At the recent Association of Yukon Communities annual general meeting the government confirmed what Premier Sandy Silver suggested earlier this year — that First Nations and municipalities will get money back as part of the Yukon Liberal government’s plan to return all they get from next year’s coming federal carbon tax to Yukoners and Yukon businesses.
Community Services Minister John Streicker said municipal governments make up about 2.5 per cent of the overall fossil fuel purchases in the territory.
That will equal approximately $300,000 in carbon tax costs when the federal government implements a $20/tonne tax in 2019, he said. The First Nations’ cut will equal approximately $60,000.
“We will rebate all of that to them,” Streicker said.
At the AGM Premier Sandy Silver announced that flying within the territory would not come with a carbon tax.
Ottawa has already said flights between the Yukon and other jurisdictions are not going to be part of the carbon tax. But “domestic aviation was originally considered to be part of it all,” Streicker said.
Streicker didn’t have any specifics of what the territorial government’s rebate plan will look like.

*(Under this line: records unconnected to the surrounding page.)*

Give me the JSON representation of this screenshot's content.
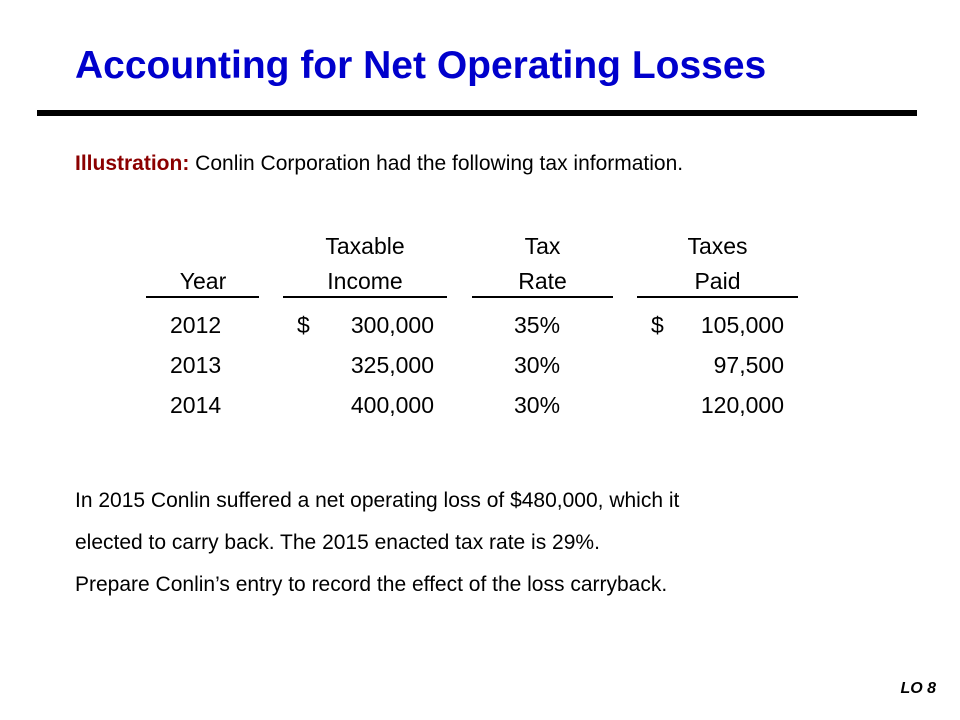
{
  "slide": {
    "title": "Accounting for Net Operating Losses",
    "intro_label": "Illustration:",
    "intro_text": " Conlin Corporation had the following tax information.",
    "footer": "LO 8"
  },
  "table": {
    "headers": {
      "year": [
        "",
        "Year"
      ],
      "income": [
        "Taxable",
        "Income"
      ],
      "rate": [
        "Tax",
        "Rate"
      ],
      "paid": [
        "Taxes",
        "Paid"
      ]
    },
    "rows": [
      {
        "year": "2012",
        "income_symbol": "$",
        "income": "300,000",
        "rate": "35%",
        "paid_symbol": "$",
        "paid": "105,000"
      },
      {
        "year": "2013",
        "income_symbol": "",
        "income": "325,000",
        "rate": "30%",
        "paid_symbol": "",
        "paid": "97,500"
      },
      {
        "year": "2014",
        "income_symbol": "",
        "income": "400,000",
        "rate": "30%",
        "paid_symbol": "",
        "paid": "120,000"
      }
    ]
  },
  "paragraph": [
    "In 2015 Conlin suffered a net operating loss of $480,000, which it",
    "elected to carry back.  The 2015 enacted tax rate is 29%.",
    "Prepare Conlin’s entry to record the effect of the loss carryback."
  ]
}
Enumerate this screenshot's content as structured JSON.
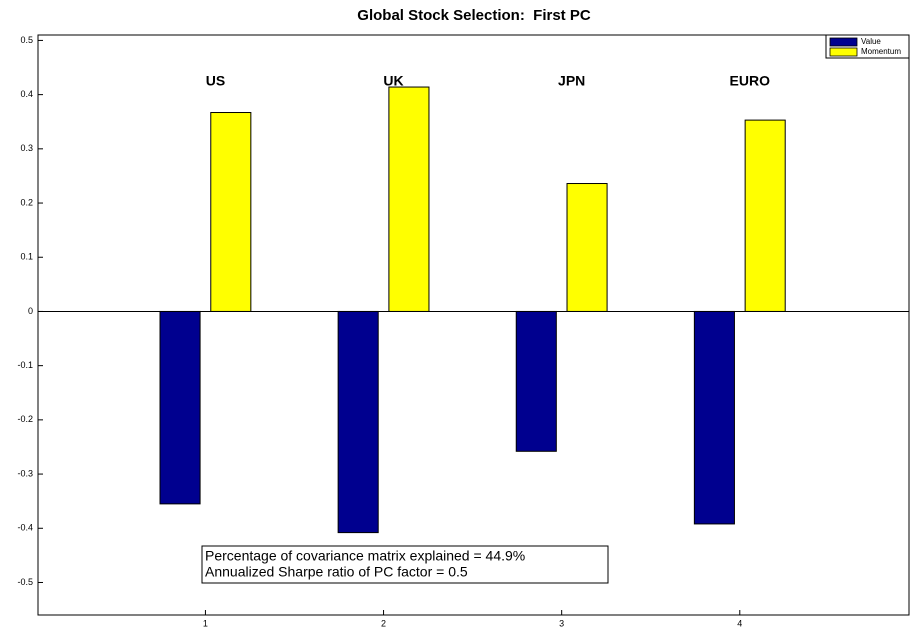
{
  "chart_data": {
    "type": "bar",
    "title": "Global Stock Selection:  First PC",
    "x": [
      1,
      2,
      3,
      4
    ],
    "group_labels": [
      "US",
      "UK",
      "JPN",
      "EURO"
    ],
    "series": [
      {
        "name": "Value",
        "color": "#00008f",
        "values": [
          -0.355,
          -0.408,
          -0.258,
          -0.392
        ]
      },
      {
        "name": "Momentum",
        "color": "#ffff00",
        "values": [
          0.367,
          0.414,
          0.236,
          0.353
        ]
      }
    ],
    "xlim": [
      0.06,
      4.95
    ],
    "xticks": [
      1,
      2,
      3,
      4
    ],
    "ylim": [
      -0.56,
      0.51
    ],
    "yticks": [
      0.5,
      0.4,
      0.3,
      0.2,
      0.1,
      0,
      -0.1,
      -0.2,
      -0.3,
      -0.4,
      -0.5
    ],
    "annotations": [
      "Percentage of covariance matrix explained = 44.9%",
      "Annualized Sharpe ratio of PC factor = 0.5"
    ],
    "legend": "upper right"
  }
}
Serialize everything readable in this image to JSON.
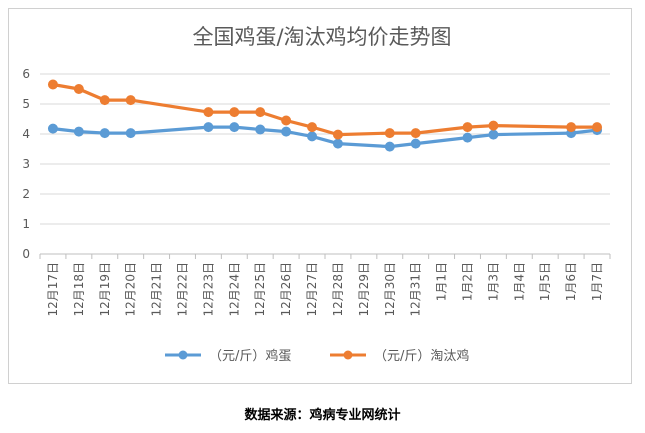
{
  "chart_data": {
    "type": "line",
    "title": "全国鸡蛋/淘汰鸡均价走势图",
    "categories": [
      "12月17日",
      "12月18日",
      "12月19日",
      "12月20日",
      "12月21日",
      "12月22日",
      "12月23日",
      "12月24日",
      "12月25日",
      "12月26日",
      "12月27日",
      "12月28日",
      "12月29日",
      "12月30日",
      "12月31日",
      "1月1日",
      "1月2日",
      "1月3日",
      "1月4日",
      "1月5日",
      "1月6日",
      "1月7日"
    ],
    "series": [
      {
        "name": "（元/斤）鸡蛋",
        "color": "#5b9bd5",
        "values": [
          4.18,
          4.08,
          4.03,
          4.03,
          null,
          null,
          4.23,
          4.23,
          4.15,
          4.08,
          3.92,
          3.68,
          null,
          3.58,
          3.68,
          null,
          3.88,
          3.98,
          null,
          null,
          4.03,
          4.13
        ]
      },
      {
        "name": "（元/斤）淘汰鸡",
        "color": "#ed7d31",
        "values": [
          5.65,
          5.5,
          5.13,
          5.13,
          null,
          null,
          4.73,
          4.73,
          4.73,
          4.45,
          4.23,
          3.98,
          null,
          4.03,
          4.03,
          null,
          4.23,
          4.28,
          null,
          null,
          4.23,
          4.23
        ]
      }
    ],
    "ylim": [
      0,
      6
    ],
    "yticks": [
      0,
      1,
      2,
      3,
      4,
      5,
      6
    ],
    "grid": true,
    "legend": "bottom"
  },
  "source": "数据来源：鸡病专业网统计"
}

At the meeting, AYC members passed a resolution calling on the territorial government to clarify how much tax the municipalities would be getting back.
“Carbon tax will place an undue financial burden on municipalities that is counter-productive to investing in energy efficiencies and strategies that would reduce their carbon footprints,” the resolution says, adding that the municipal grant has just been extended without taking into account those extra costs.
Dawson City mayor Wayne Potoroka said he wasn’t expecting to hear details of how the rebate is going to work at the AGM.
“It was really good news to get that commitment that we’re going to be included in a rebate for any carbon tax that’s taken away,” he said.
The sooner municipalities know more about the impact of the carbon tax, the better, Potoroka said.
For smaller communities budgeting starts late summer, he said. Unlike the territorial and federal governments that have a fiscal year that starts in April, municipalities set their budgets based on the calendar year.
“Every municipality will have a provisional budget by Dec. 31 and that’s a budget that basically says we can prove that our expenses will not exceed our revenues,” he said.
“Then you have a couple of months in the new year to actually set by three readings of a bylaw your fiscal year budget.”
The Opposition has accused the government of providing no new details at the AGM and withholding information.
“Municipalities need this information to help them budget for the future, and withholding it from them is not only unfair, it’s disrespectful,” interim Yukon Party leader Stacey Hassard said in a press release.
The government is working on the rebate mechanism, Striecker said.
“We’re well aware of everybody’s timelines and I know that when he was in Ottawa recently he had more conversations with the feds about it. I’m sure we will get information out in time for before the carbon price starts to be charged.”
Streicker said the carbon tax is designed to be an incentive for Yukoners to use less carbon. While the government promised to return 100 per cent of the money to Yukoners it doesn’t mean every dollar will go back to the exact person who spent it, he said.